33. WR Chase Claypool, Notre Dame

Claypool is an interesting evaluation because a decision must be made on his NFL role to project his potential fully. He’s a superb athlete that tested in the 98th percentile with near-tight end size (6-4, 238 pounds) at the combine. At Notre Dame, Claypool played mostly on the outside, where he used his size, explosiveness, and jump-ball ability to win down the field. He’s a freight train after the catch, and also delivers some punishing blocks in space and was a featured lead blocker on screens, sweeps, and outside handoffs. Some believe he’s best suited to play a flex tight end role at the next level to unlock more consistency than a 50-50 ball receiver; even the best contested-catch artists only haul in 60 percent of their contested targets.

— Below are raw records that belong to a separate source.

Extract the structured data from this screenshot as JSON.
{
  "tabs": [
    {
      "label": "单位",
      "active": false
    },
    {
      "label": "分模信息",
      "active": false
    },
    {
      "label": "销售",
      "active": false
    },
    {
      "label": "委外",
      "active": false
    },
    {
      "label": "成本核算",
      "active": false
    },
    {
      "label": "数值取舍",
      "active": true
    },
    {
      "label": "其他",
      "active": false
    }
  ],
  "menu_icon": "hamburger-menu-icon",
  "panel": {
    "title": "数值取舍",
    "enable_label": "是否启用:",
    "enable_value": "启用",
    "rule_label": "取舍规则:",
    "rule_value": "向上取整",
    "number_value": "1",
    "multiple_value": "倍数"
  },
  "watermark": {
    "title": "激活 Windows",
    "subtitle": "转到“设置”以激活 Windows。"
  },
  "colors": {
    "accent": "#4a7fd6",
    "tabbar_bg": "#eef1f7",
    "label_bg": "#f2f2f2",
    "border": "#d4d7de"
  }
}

He shows flashes of separation quickness that could translate well to a Kelce-like route tree. But we didn’t see it consistently enough to project that kind of ceiling. 

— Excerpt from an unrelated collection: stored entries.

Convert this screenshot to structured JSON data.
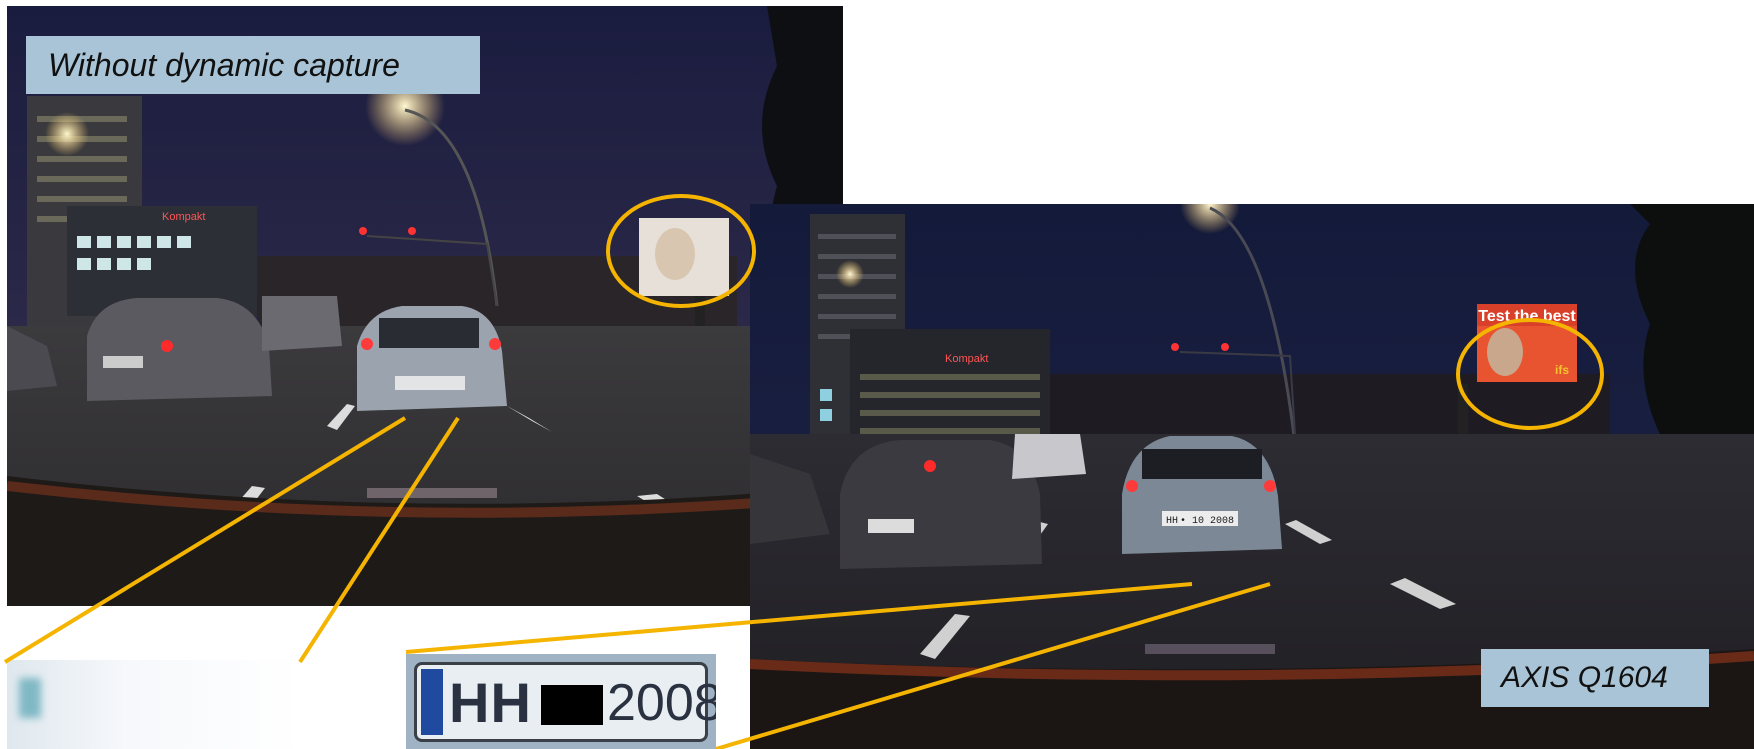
{
  "left_panel": {
    "caption": "Without dynamic capture"
  },
  "right_panel": {
    "caption": "AXIS Q1604",
    "plate_text": "HH • 10 2008",
    "billboard_text": "Test the best",
    "billboard_sub": "ifs"
  },
  "zoom_crops": {
    "plate_prefix": "HH",
    "plate_suffix": "2008"
  },
  "colors": {
    "callout": "#f4b400",
    "caption_bg": "#a8c4d6",
    "night_sky": "#1a1f3d"
  }
}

32. OT Isaiah Wilson, Georgia 

Playing on the opposite side of first-round pick Andrew Thomas, Wilson is a dancing bear that’s steadily rising up the board among draftniks. At 6-6, 350 pounds, he has Trent Brown-like size with excellent foot speed and change of direction for a player of his stature. Wilson’s pass sets are a mess from a technical standpoint with sloppy footwork, lousy posture (leans too far back), and a narrow base that leaves him susceptible to counter rushers. Wilson’s biggest fix is getting rid of a false step in his initial kick out of his stance, where he tends to step underneath himself rather than back with his outside foot, which shortens the edge for rushers trying to turn the corner. Wilson, more often than not, gets close enough to his spot to force rushers to go through him, which they won’t be able to do often due to his size. He’s patient, plays to his strengths, and mauls defenders in the running game. With a few tweaks, Wilson will be a capable starter for a predominantly man-blocking team like New England. 

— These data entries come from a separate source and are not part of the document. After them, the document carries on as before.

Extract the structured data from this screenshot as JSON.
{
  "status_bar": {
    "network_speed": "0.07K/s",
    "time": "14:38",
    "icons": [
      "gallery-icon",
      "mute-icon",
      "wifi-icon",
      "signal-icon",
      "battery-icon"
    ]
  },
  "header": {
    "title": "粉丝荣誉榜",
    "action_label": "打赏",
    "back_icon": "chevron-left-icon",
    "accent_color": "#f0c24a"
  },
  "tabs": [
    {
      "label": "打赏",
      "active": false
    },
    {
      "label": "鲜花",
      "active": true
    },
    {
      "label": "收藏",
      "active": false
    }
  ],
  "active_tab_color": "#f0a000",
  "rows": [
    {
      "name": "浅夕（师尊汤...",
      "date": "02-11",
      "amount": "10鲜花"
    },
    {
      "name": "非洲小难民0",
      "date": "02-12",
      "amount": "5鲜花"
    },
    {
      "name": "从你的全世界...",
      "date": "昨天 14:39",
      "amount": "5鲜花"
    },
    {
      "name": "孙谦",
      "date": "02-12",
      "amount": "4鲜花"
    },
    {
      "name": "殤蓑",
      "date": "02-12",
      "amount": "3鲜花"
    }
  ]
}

31. EDGE Terrell Lewis, Alabama

All you have to do to understand the pre-draft hype around Terrell Lewis is watch the first half against Arkansas last season, where he registered six quarterback pressures and forced two interceptions. Lewis has first-round traits, and is built like Chandler Jones, but is fairly knocked down a few rounds due to two season-ending injuries at Alabama, including a torn ACL in 2018. He has incredible first-step explosiveness (get off) that he pairs with a terrific speed-to-power rush and insane lateral agility for inside counters such as spins or arm overs. Lewis is also extremely effective due to his play speed as a wrap defender on stunts. We are talking rockets in his shoes and a guy that plays with an edge. In an underwhelming edge rusher class, taking a day two flier on Lewis’s upside makes some sense.